The other thing to look at is the depth. There are real buyers and sellers out there for “WBII,” and not just at 100- or 1,000-share lots. They may not be trading at rapid fire, but this is a real market. Compare this with CFA’s market at the same time:
While this is still a functional market—centered on fair value, which was $35.49 when I snapped this— it’s substantially thinner. There are lower lots, further away from fair value. But it’s worth noting it’s still a functional market, and should the screen continue to look like this, you’d expect to be able to move a few thousand shares in and out with relatively little difficulty. You’d still need to use limit orders, and you might have to simply accept buying on the ask and selling on the bid, but you’d get your trades done without too much chaos.

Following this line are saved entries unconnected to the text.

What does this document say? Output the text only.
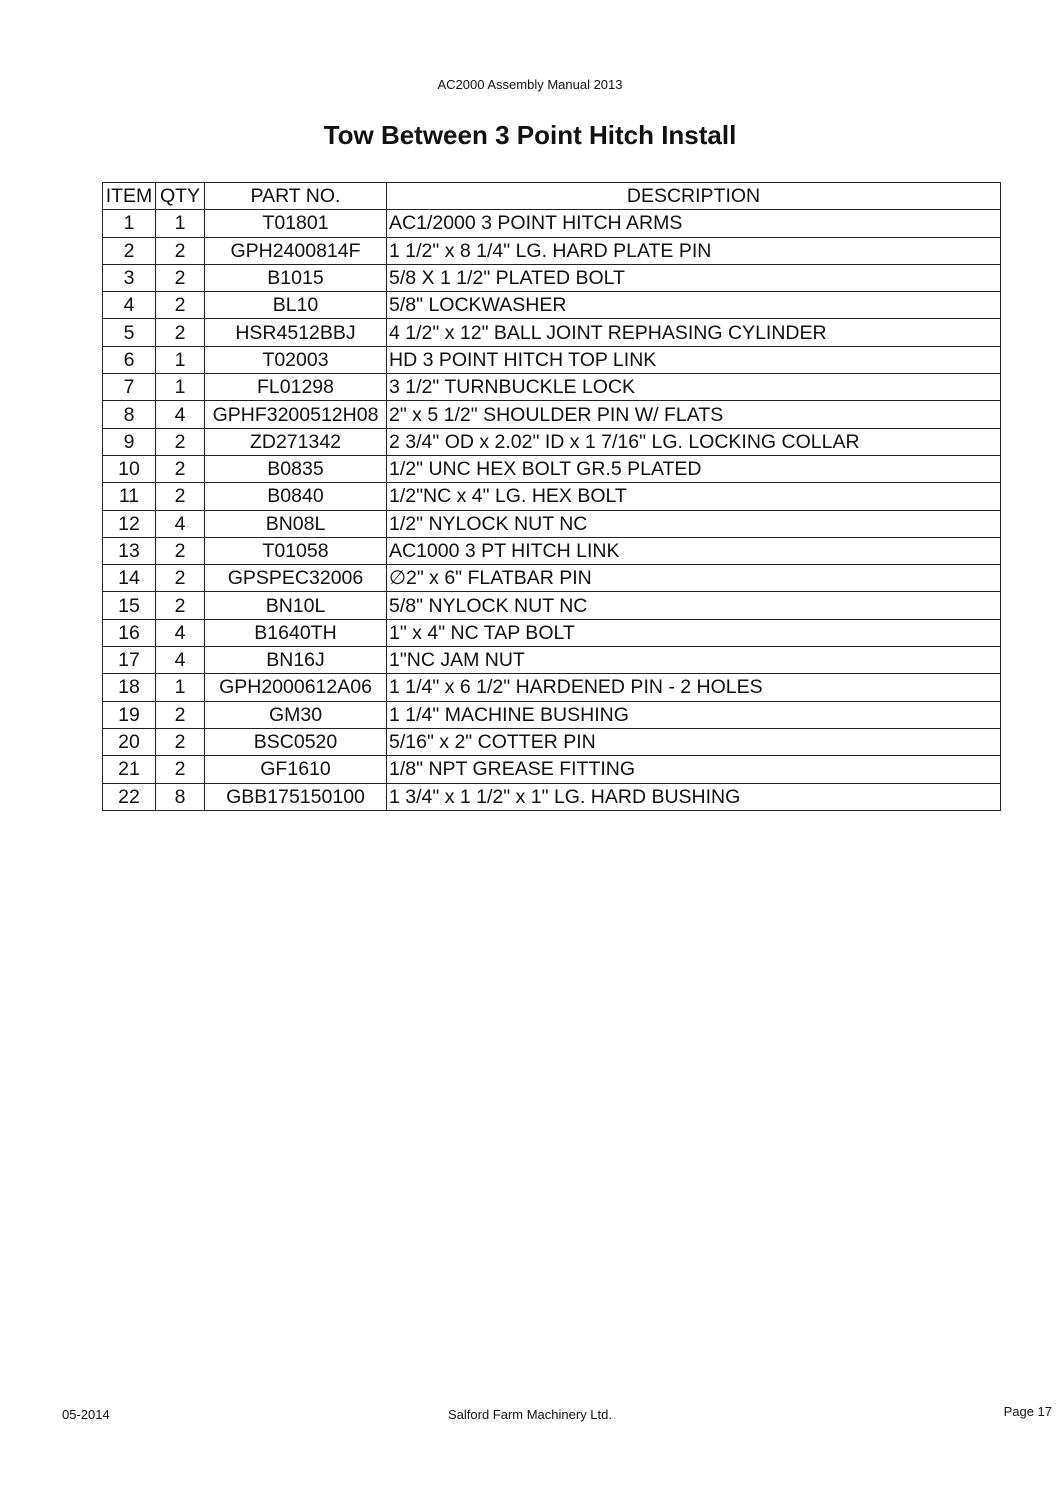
AC2000 Assembly Manual 2013
Tow Between 3 Point Hitch Install
ITEM	QTY	PART NO.	DESCRIPTION
1	1	T01801	AC1/2000 3 POINT HITCH ARMS
2	2	GPH2400814F	1 1/2" x 8 1/4" LG. HARD PLATE PIN
3	2	B1015	5/8 X 1 1/2" PLATED BOLT
4	2	BL10	5/8" LOCKWASHER
5	2	HSR4512BBJ	4 1/2" x 12" BALL JOINT REPHASING CYLINDER
6	1	T02003	HD 3 POINT HITCH TOP LINK
7	1	FL01298	3 1/2" TURNBUCKLE LOCK
8	4	GPHF3200512H08	2" x 5 1/2" SHOULDER PIN W/ FLATS
9	2	ZD271342	2 3/4" OD x 2.02" ID x 1 7/16" LG. LOCKING COLLAR
10	2	B0835	1/2" UNC HEX BOLT GR.5 PLATED
11	2	B0840	1/2"NC x 4" LG. HEX BOLT
12	4	BN08L	1/2" NYLOCK NUT NC
13	2	T01058	AC1000 3 PT HITCH LINK
14	2	GPSPEC32006	∅2" x 6" FLATBAR PIN
15	2	BN10L	5/8" NYLOCK NUT NC
16	4	B1640TH	1" x 4" NC TAP BOLT
17	4	BN16J	1"NC JAM NUT
18	1	GPH2000612A06	1 1/4" x 6 1/2" HARDENED PIN - 2 HOLES
19	2	GM30	1 1/4" MACHINE BUSHING
20	2	BSC0520	5/16" x 2" COTTER PIN
21	2	GF1610	1/8" NPT GREASE FITTING
22	8	GBB175150100	1 3/4" x 1 1/2" x 1" LG. HARD BUSHING
05-2014	Salford Farm Machinery Ltd.	Page 17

In other words, while CFA might have failed step 2 of the checklist, both CFA and WBII would probably pass step 3. Yes, they’re illiquid, but their markets are functional and certainly make the ETFs ownable. For comparative reference, this is what a broken market would look like, courtesy if the iPath Global Carbon ETN (GRN):
The lights are on here, but really, there’s nobody home.
New Funds = More Homework
The bottom line is simple: Investors are often drawn to large, established ETFs because they’re the easy button of investing. Nobody ever lost a client because they picked the largest, most liquid and cheapest ETF in a given asset class. But the newcomers can be owned, often quite easily.
You’ll just have to do a significant amount of legwork to make sure you’re getting the exposure you want—and in a stable package, and you’ll be able to access it through the public markets without too much headache.